CHAIRMAN: DR. KHALID BIN THANI AL THANI
EDITOR-IN-CHIEF: PROF. KHALID MUBARAK AL-SHAFI

Views /Opinion

Protecting children in the digital age

His Excellency Shane Flanagan

05 Dec 2025

As a diplomat and a dad to three sons, I often think about how the world our children are growing up in has changed. Their friendships, learning and even their sense of self unfold not just in classrooms or parks – but also on screens. Around the world, parents are asking the same question: how do we make the online environment safe enough for our children to grow with confidence? The question of how to keep children safe in a digital world was at the heart of the discussion at the United Nations (UN) September 2025 General Assembly “Protecting Children in the Digital Age event” in New York, where Australia’s Prime Minister Anthony Albanese led global leaders in calling for stronger international cooperation on online safety.

In Australia, our government has taken a bold step to protect the wellbeing of young people and families in the digital age. On 10 December 2025, Australia will implement a new law setting 16 years as the minimum age for people to hold a social media account.

This law is not cutting access to publicly available content, but rather, delaying access to social media accounts until the age of 16, from the current age of 13.

Age-restricted social media platforms will include Facebook, Instagram, Snapchat, TikTok, X and YouTube, amongst other platforms. These platforms will face fines of up to AU$49.5 million if they fail to take reasonable steps to prevent people under 16 from holding accounts on their services.

This law is also not a retreat from digital life. Rather, it is a considered attempt to recalibrate the balance between childhood development and digital exposure. This will give young Australians three more years of being shaped by real life experience, not algorithms.

This law gives families breathing room. Parents and caregivers no longer have to negotiate endless comparisons or explain why “everyone else” can do what their children cannot. It lifts the burden from every household, setting one clear collective standard.

Prime Minister Albanese captured the urgency very clearly at the UN recently, explaining: “We want children to have a childhood, to live a life lit up not by the glow of a screen but by all the wonderful ingredients that go into making the human experience.” Australia’s approach is simple. The digital environment should be safe for children. Social media platforms expose our children to risks ranging from endless content feeds, engagement prompts and exposure to violence and inappropriate content.

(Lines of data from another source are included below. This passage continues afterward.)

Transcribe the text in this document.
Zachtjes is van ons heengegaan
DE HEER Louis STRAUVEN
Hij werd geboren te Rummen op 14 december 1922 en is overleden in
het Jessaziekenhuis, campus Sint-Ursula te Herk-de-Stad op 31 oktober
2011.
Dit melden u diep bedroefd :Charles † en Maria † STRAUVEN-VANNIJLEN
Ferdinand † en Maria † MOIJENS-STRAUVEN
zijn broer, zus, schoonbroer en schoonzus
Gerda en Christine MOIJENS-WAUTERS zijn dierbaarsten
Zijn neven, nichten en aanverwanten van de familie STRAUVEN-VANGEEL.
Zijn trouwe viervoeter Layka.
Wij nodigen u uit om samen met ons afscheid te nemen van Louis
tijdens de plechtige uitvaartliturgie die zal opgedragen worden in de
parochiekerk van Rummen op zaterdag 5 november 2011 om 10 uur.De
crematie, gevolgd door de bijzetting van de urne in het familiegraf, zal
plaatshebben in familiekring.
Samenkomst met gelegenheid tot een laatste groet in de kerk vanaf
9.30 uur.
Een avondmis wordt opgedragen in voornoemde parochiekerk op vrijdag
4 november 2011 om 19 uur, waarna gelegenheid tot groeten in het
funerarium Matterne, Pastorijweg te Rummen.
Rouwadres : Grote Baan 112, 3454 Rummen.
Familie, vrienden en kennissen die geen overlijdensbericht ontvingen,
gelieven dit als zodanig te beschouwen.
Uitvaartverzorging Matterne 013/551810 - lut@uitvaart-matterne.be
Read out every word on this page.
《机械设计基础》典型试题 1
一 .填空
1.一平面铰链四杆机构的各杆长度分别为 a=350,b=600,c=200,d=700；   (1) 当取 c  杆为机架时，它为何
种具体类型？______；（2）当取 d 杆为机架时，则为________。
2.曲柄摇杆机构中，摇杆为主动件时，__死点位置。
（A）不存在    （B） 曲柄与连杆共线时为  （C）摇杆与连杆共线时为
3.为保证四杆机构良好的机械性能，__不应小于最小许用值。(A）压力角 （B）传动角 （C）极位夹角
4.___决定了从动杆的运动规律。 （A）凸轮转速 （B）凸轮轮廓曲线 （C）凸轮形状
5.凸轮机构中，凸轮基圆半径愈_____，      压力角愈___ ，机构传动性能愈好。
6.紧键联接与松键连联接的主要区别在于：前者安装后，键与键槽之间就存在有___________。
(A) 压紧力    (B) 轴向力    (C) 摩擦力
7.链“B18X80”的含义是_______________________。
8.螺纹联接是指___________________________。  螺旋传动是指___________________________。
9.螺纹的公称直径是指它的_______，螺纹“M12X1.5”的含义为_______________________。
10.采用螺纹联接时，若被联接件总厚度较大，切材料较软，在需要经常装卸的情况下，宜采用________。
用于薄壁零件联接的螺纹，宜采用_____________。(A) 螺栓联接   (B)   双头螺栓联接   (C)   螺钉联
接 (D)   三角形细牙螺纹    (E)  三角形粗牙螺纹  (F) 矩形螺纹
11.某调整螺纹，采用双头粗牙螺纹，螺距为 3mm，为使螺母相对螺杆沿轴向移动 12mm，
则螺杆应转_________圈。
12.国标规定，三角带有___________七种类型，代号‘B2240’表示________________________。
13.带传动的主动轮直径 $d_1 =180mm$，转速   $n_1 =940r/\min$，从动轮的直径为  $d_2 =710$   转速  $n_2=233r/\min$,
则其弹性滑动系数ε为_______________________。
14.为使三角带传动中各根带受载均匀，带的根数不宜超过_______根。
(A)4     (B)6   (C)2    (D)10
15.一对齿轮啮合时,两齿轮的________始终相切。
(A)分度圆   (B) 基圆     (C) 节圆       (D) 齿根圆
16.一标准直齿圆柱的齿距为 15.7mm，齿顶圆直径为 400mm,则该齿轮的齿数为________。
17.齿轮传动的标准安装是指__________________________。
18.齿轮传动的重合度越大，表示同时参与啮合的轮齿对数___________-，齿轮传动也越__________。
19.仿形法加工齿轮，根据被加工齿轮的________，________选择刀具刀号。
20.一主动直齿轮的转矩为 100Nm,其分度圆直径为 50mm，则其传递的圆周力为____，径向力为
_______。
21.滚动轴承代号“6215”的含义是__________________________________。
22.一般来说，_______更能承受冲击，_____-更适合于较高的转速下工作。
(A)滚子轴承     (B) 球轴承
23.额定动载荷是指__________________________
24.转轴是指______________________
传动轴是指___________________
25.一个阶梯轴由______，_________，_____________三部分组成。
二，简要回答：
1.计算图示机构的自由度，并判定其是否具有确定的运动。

Our policy reflects Australian family values, which I know Qatar shares.

In conversations with Qatari parents, I hear many of the same concerns expressed by families in Australia: How do we help our children recognize online risks? How do we shield them from content meant for adults? And how can we encourage healthy digital habits without cutting them off from the benefits of technology? Qatar has invested significantly in strengthening its digital protections through robust cyber laws, a national cybersecurity framework and public awareness efforts led by the Ministry of Communications and Information Technology, the National Cyber Security Agency and the Communications Regulatory Authority. Qatar’s focus on equipping young people with digital literacy skills recognizes that safety, resilience and opportunity must go hand in hand.

Both our countries are witnessing a national effort to unify strategies that protect our children from the harms of the internet and social media.

This is where our experiences meet. What we are doing is tough, no doubt — but the weight that social media places on our young people’s shoulders can be far heavier.

What matters is we are keeping the conversation going – from across the kitchen tables of our homes, to classrooms, and among policy makers and leaders, to the global stage – together we can work to ensure we give children the space to grow up safely and support our shared family values.